The period under review reflected a rise of 11.1% in net interest income, which came in at ¥545.3 billion ($4.47 billion). For Mitsubishi UFJ, trust fees along with net fees and commissions totaled ¥333.1 billion ($2.73 billion), up 7.7% year over year. Further, net business profits stood at ¥416.8 billion ($3.42 billion), up 22.9% year over year.

The balance of securitized products and related investments as of Jun 30, 2015 increased to ¥3.32 trillion ($0.027 trillion) in total, reflecting a fall of ¥0.07 trillion compared with the balance as of Mar 31, 2015. The decrease was mainly due to reduced highly rated collateralized debt obligations (CLOs).

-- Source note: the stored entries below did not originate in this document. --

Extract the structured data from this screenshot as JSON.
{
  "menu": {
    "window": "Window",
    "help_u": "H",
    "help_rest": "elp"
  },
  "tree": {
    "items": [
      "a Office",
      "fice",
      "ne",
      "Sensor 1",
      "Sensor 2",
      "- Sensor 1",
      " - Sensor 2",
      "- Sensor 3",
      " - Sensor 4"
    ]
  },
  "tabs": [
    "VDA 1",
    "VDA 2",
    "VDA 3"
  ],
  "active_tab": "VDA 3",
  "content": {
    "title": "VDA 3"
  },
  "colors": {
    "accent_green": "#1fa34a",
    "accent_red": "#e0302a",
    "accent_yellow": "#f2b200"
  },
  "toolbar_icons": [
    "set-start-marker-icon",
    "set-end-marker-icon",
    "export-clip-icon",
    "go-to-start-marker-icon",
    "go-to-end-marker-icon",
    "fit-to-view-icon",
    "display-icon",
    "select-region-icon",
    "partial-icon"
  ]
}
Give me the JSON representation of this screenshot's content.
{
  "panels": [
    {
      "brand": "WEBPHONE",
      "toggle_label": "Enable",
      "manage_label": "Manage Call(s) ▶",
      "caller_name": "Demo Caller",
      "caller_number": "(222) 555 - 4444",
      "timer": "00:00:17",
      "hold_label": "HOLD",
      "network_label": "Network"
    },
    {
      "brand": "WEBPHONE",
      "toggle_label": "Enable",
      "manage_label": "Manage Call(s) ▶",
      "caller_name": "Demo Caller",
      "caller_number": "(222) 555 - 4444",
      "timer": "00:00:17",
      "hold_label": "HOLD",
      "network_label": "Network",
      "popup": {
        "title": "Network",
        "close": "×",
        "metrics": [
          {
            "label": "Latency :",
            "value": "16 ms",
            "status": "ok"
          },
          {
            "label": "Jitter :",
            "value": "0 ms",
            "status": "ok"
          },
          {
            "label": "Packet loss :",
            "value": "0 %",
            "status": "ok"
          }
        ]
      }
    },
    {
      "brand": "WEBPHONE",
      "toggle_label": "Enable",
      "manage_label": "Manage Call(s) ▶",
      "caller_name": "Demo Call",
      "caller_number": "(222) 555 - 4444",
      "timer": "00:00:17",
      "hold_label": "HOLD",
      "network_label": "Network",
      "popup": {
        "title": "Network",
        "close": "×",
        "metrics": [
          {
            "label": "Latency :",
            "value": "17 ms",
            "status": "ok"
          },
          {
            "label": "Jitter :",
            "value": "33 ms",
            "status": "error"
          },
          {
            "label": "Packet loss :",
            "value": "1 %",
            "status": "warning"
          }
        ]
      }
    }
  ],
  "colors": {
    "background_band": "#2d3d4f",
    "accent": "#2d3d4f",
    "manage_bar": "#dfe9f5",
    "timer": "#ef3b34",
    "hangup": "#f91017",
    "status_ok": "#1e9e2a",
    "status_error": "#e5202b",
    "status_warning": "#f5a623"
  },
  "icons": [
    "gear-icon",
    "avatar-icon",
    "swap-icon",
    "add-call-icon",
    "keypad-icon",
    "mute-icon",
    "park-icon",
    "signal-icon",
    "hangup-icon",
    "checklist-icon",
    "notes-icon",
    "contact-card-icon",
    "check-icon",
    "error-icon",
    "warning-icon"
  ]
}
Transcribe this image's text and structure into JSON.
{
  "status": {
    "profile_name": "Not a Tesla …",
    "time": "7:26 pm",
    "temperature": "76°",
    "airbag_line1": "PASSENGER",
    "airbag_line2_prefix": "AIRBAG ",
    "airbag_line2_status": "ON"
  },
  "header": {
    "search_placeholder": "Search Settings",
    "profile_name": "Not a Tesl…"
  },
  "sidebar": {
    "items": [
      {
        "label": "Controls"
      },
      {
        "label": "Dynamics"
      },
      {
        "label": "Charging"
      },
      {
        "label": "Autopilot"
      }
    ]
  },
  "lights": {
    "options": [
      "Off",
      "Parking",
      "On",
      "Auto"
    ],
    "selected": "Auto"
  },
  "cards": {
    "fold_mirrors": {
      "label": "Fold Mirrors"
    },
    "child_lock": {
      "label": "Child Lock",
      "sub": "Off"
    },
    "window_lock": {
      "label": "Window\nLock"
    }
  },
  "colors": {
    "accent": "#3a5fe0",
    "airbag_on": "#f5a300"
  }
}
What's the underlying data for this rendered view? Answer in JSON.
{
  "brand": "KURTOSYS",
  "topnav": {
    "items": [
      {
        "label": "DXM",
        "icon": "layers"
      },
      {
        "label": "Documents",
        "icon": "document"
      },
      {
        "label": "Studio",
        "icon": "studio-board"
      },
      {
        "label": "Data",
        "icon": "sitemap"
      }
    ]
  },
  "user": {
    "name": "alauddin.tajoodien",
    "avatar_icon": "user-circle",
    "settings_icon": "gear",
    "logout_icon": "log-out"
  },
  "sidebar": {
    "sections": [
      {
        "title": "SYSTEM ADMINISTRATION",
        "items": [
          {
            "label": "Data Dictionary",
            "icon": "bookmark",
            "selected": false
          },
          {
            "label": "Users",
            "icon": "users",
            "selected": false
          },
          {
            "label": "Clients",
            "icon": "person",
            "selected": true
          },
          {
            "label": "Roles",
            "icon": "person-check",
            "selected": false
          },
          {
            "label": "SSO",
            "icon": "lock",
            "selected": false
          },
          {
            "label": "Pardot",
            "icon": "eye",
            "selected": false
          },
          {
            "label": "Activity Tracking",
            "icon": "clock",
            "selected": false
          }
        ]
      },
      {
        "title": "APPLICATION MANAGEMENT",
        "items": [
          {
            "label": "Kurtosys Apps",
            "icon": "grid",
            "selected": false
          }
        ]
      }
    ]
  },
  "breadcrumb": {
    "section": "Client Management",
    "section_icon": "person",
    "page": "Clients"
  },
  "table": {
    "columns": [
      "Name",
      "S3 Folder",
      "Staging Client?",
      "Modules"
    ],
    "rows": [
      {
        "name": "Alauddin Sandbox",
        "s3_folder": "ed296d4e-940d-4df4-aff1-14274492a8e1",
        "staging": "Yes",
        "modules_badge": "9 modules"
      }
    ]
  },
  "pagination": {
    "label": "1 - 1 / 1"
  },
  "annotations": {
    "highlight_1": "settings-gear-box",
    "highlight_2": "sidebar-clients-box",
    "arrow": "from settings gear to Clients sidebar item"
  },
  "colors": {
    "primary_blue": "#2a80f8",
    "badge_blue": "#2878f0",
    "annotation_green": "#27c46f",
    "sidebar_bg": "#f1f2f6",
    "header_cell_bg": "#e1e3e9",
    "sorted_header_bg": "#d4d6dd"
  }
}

Mitsubishi UFJ’s total credit costs increased significantly to ¥39.6 billion ($0.32 billion) from ¥7.4 billion ($0.07 billion) in the prior-year quarter. The rise in credit costs was mainly attributed to elevated credit costs in commercial and trust banking subsidiaries.

Net gains on equity securities more than doubled to ¥37.9 billion ($0.31 billion) on a year-over-year basis. Gains increased mainly due to higher gains on sale of equity securities.

Other non-recurring losses were ¥9.4 billion ($0.08 billion) compared with gains of ¥0.3 billion ($0.003 billion) in the prior-year period. G&A expenses climbed 4% year over year to ¥653.1 billion ($5.36 billion), mainly due to higher costs in the overseas businesses, which was attributed to the depreciation in Japanese Yen.

Capital Position

As of Jun 30, 2015, Mitsubishi UFJ reported total loans of ¥111.3 trillion ($0.91 trillion), widening from ¥109.5 trillion ($0.92 trillion) as of Mar 31, 2015. The increase was primarily due to higher demand in overseas loans and government and governmental institutions loans.

Further, deposits climbed to ¥155.4 trillion ($1.27 trillion), up from ¥153.4 trillion ($1.28 trillion) as of Mar 31, 2015, mainly driven by higher domestic corporate and overseas deposits.

Total assets stood at ¥285 trillion ($2.32 trillion), down from ¥286.1 trillion ($2.39 trillion) as of Mar 31, 2015. Net unrealized gains on securities available for sale decreased to ¥3.80 trillion ($0.03 billion) from ¥4.13 trillion ($0.035 trillion) as of Mar 31, 2015. The decline stemmed from decreases in net unrealized gains on foreign bonds and Japanese government bonds, partially offset by increased unrealized gains on domestic equity securities.

Moreover, total net assets were ¥17.1 trillion ($0.14 trillion), down from ¥17.3 trillion ($0.14 trillion) as of Mar 31, 2015. Non-performing loan ratio declined 2 basis points from Mar 2015 to 1.13%, primarily due to reduction in special attention loans.

Outlook

Mitsubishi UFJ Financial reiterated the target of ¥950 billion ($7.79 billion) of consolidated net income for the fiscal year ending Mar 31, 2016.

Our Viewpoint

Going forward, we expect Mitsubishi UFJ’s strong business model, diversified product mix and higher gross profits to boost its bottom line. Additionally, the company is set to benefit from its expansion moves. We also remain encouraged owing to the company’s steady capital deployment activities.

However, we are concerned about the heightening competition, increasing expenses and volatility in the Japanese economy.

Shares of Mitsubishi UFJ currently carry a Zacks Rank #4 (Sell).

Competitive Landscape

The Royal Bank of Scotland Group plc RBS reported second-quarter 2015 earnings attributable to shareholders of £293 million ($448.6 million) compared with £230 million ($387.3 million) in the prior-year comparable period. Results were driven by profit from discontinued operations, reflecting an upswing in the market value of Citizens’ shares and elevated impairment releases. However, higher restructuring, litigation and conduct costs and reduced non-interest income were on the downside.

Deutsche Bank AG DB reported net income of €818 million ($904.5 million) in the second quarter of 2015, rising over twofold from the prior-year quarter. The bank reported profit before income taxes of €1.2 billion ($1.3 billion), up 34% year over year. Lower provision for credit losses along with higher revenues were the positives. However, higher non-interest expenses due to litigation provisions were a concern.

Among other foreign banks, Itau Unibanco Holding S.A. ITUB is scheduled to report June quarter-end results on Aug 4.